Quando comecei a construir o ProfessorOS — um sistema pessoal para gerenciar minhas turmas, notas e frequência — cheguei ao ponto que todo projeto com login enfrenta: como fazer a autenticação.
A resposta mais rápida seria instalar uma biblioteca pronta e seguir em frente. Decidi não fazer isso. Não por implicância com bibliotecas, mas porque autenticação é exatamente o tipo de coisa que, se você nunca entendeu por dentro, vira uma caixa-preta que você só reza para estar configurada certo. Preferi construir a minha, entender cada decisão, e só então confiar nela.
Aqui está o que ficou de pé no final.
Senha não se guarda, se transforma
A primeira decisão é a mais óbvia, mas vale reforçar: senha em texto puro no banco de dados não é opção, nem por um segundo. Uso bcrypt, que não é só um algoritmo de hash — é um hash deliberadamente lento.
Isso é intencional. Um hash rápido (como MD5 ou SHA-256 sozinho) permite que um invasor teste bilhões de combinações por segundo se o banco vazar. O bcrypt inclui um "custo" configurável que torna cada tentativa mais cara computacionalmente — lento o suficiente para não incomodar um login legítimo, e caro o suficiente para inviabilizar um ataque de força bruta em escala.
Um cookie que não pode ser falsificado
Depois do login, o sistema precisa lembrar quem você é nas próximas requisições. A forma mais simples seria guardar um ID de sessão em um cookie e comparar com o banco a cada requisição.
Fui um passo além: o cookie de sessão é assinado com HMAC-SHA256. Na prática, isso significa que o conteúdo do cookie carrega uma "assinatura" matemática gerada com uma chave secreta que só o servidor conhece. Se alguém tentar alterar o conteúdo do cookie manualmente — trocar o ID de usuário, por exemplo — a assinatura não bate mais, e o servidor rejeita a sessão na hora.
O cookie também é httpOnly, o que impede que ele seja lido por JavaScript no navegador — uma proteção direta contra ataques de XSS tentando roubar a sessão.
Duas camadas de verificação, não uma
Essa foi a parte que mais me fez repensar o próprio desenho do sistema. Segui um padrão recomendado pela própria documentação do Next.js: verificar a sessão em dois lugares diferentes, com propósitos diferentes.
- Uma verificação otimista, na borda (
proxy.ts), que só confere se existe um cookie com formato válido — rápida, usada para decidir se redireciona o usuário para a tela de login antes mesmo de carregar a página. - Uma verificação definitiva, na camada de acesso a dados (
auth.ts), que valida a assinatura do cookie de verdade e confere permissões — essa é a que decide se uma ação sensível (ver notas de um aluno, editar uma turma) realmente acontece.

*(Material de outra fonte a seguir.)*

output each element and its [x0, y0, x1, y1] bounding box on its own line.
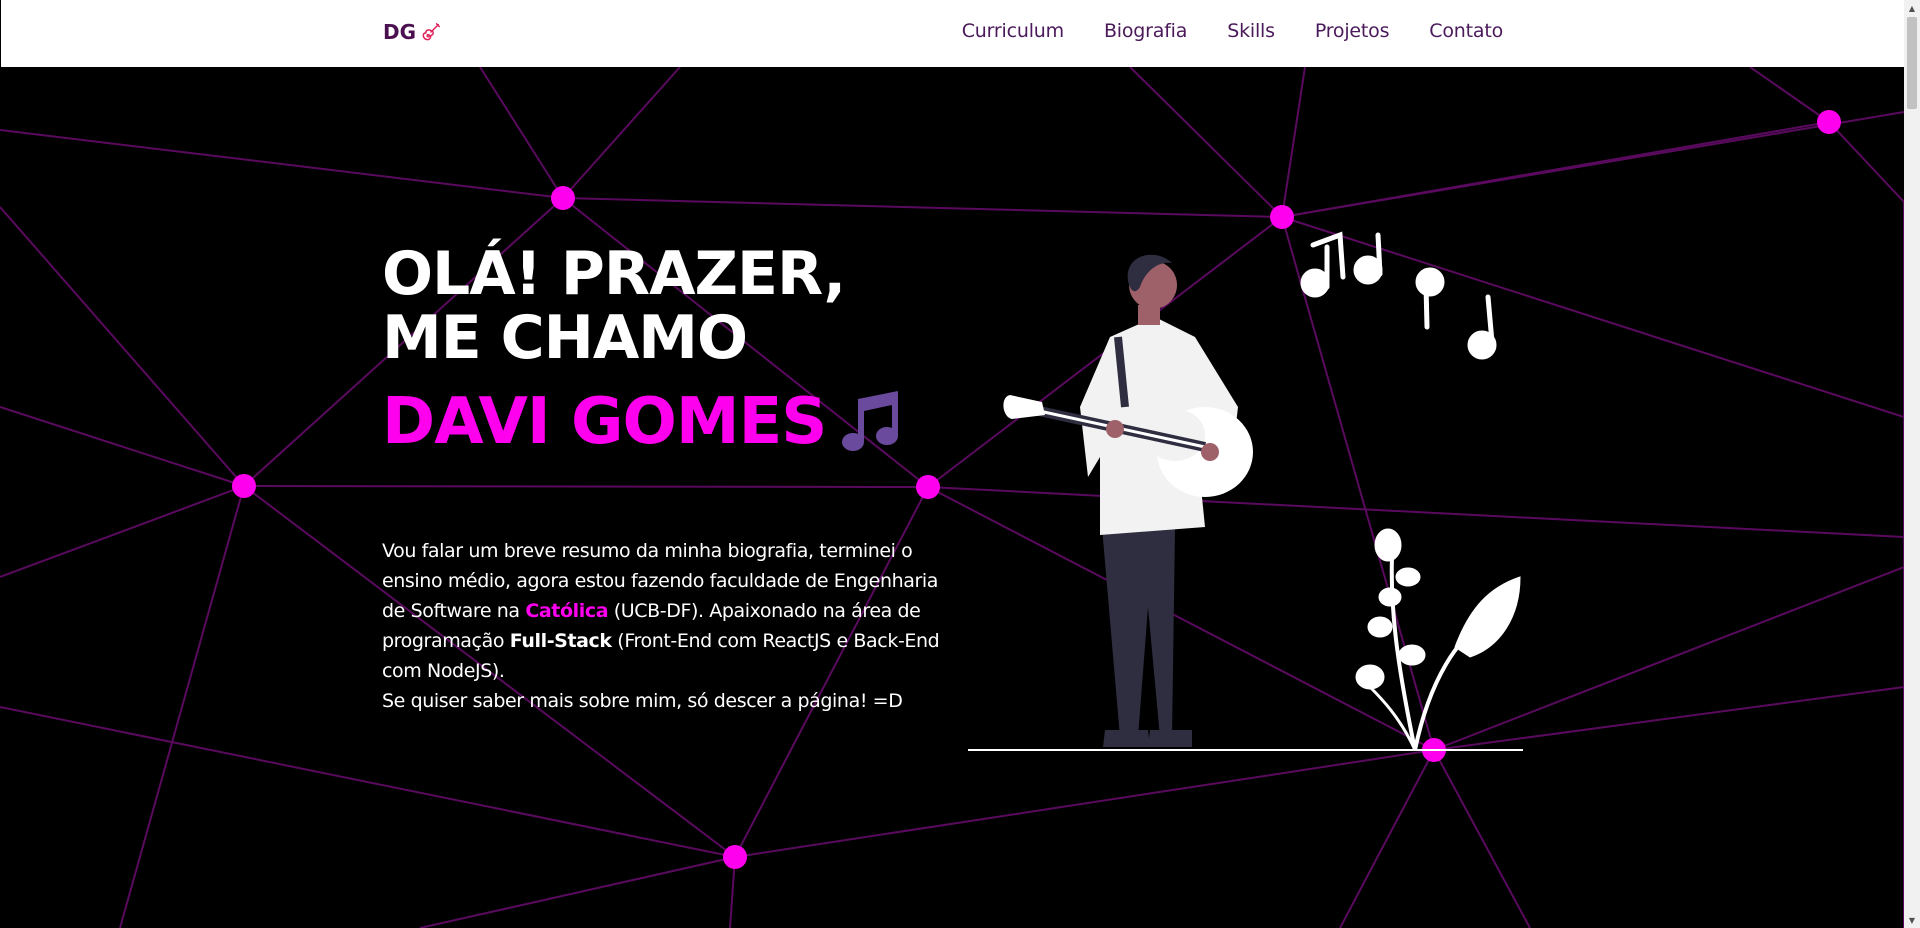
nav-link-projetos[interactable]: Projetos	[1315, 20, 1390, 42]
hero-section: OLÁ! PRAZER, ME CHAMO DAVI GOMES Vou fal…	[0, 67, 1904, 928]
particle-network-background	[0, 67, 1904, 928]
guitarist-illustration	[968, 231, 1523, 751]
hero-heading: OLÁ! PRAZER, ME CHAMO	[382, 239, 846, 373]
page-scrollbar[interactable]: ▲ ▼	[1904, 0, 1920, 928]
hero-bio: Vou falar um breve resumo da minha biogr…	[382, 536, 952, 716]
bio-strong-fullstack: Full-Stack	[509, 630, 612, 652]
music-note-icon	[842, 391, 899, 451]
bio-text-4: Se quiser saber mais sobre mim, só desce…	[382, 690, 903, 712]
hero-name: DAVI GOMES	[382, 385, 827, 459]
bio-highlight-catolica: Católica	[525, 600, 609, 622]
guitar-icon	[422, 23, 441, 41]
scroll-down-arrow-icon[interactable]: ▼	[1904, 912, 1920, 928]
hero-name-row: DAVI GOMES	[382, 385, 906, 459]
brand-text: DG	[383, 20, 417, 44]
navbar: DG Curriculum Biografia Skills Projetos …	[0, 0, 1904, 67]
main-nav: Curriculum Biografia Skills Projetos Con…	[962, 20, 1503, 42]
nav-link-skills[interactable]: Skills	[1227, 20, 1275, 42]
scroll-up-arrow-icon[interactable]: ▲	[1904, 0, 1920, 16]
hero-heading-line-1: OLÁ! PRAZER,	[382, 239, 846, 309]
hero-heading-line-2: ME CHAMO	[382, 303, 748, 373]
page: DG Curriculum Biografia Skills Projetos …	[0, 0, 1920, 928]
nav-link-curriculum[interactable]: Curriculum	[962, 20, 1064, 42]
nav-link-contato[interactable]: Contato	[1429, 20, 1503, 42]
brand-logo[interactable]: DG	[383, 20, 442, 44]
nav-link-biografia[interactable]: Biografia	[1104, 20, 1187, 42]
scrollbar-thumb[interactable]	[1907, 17, 1917, 109]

A lógica é simples: a primeira camada existe para dar uma resposta rápida ao usuário; a segunda existe porque a primeira, sozinha, nunca deveria ser a única linha de defesa.
Limitando tentativas de login
Por fim, um limite de tentativas: 5 tentativas de login a cada 15 minutos por IP, com um teto global de 30 tentativas no sistema todo. Sem isso, toda a engenharia de hash e assinatura acima ainda deixaria uma porta aberta para um ataque simples de tentativa e erro repetido.
O que fica disso
Nenhuma dessas quatro peças é complexa isoladamente. O que exige cuidado é a soma delas — e entender por que cada uma existe, não só copiar um trecho de código que "funciona".
Como professor, isso mudou até a forma como falo sobre segurança em sala: não como uma lista de boas práticas para decorar, mas como um conjunto de perguntas — o que essa camada impede, especificamente, que aconteça? Se a resposta não é clara, a camada provavelmente não deveria estar ali só por estar.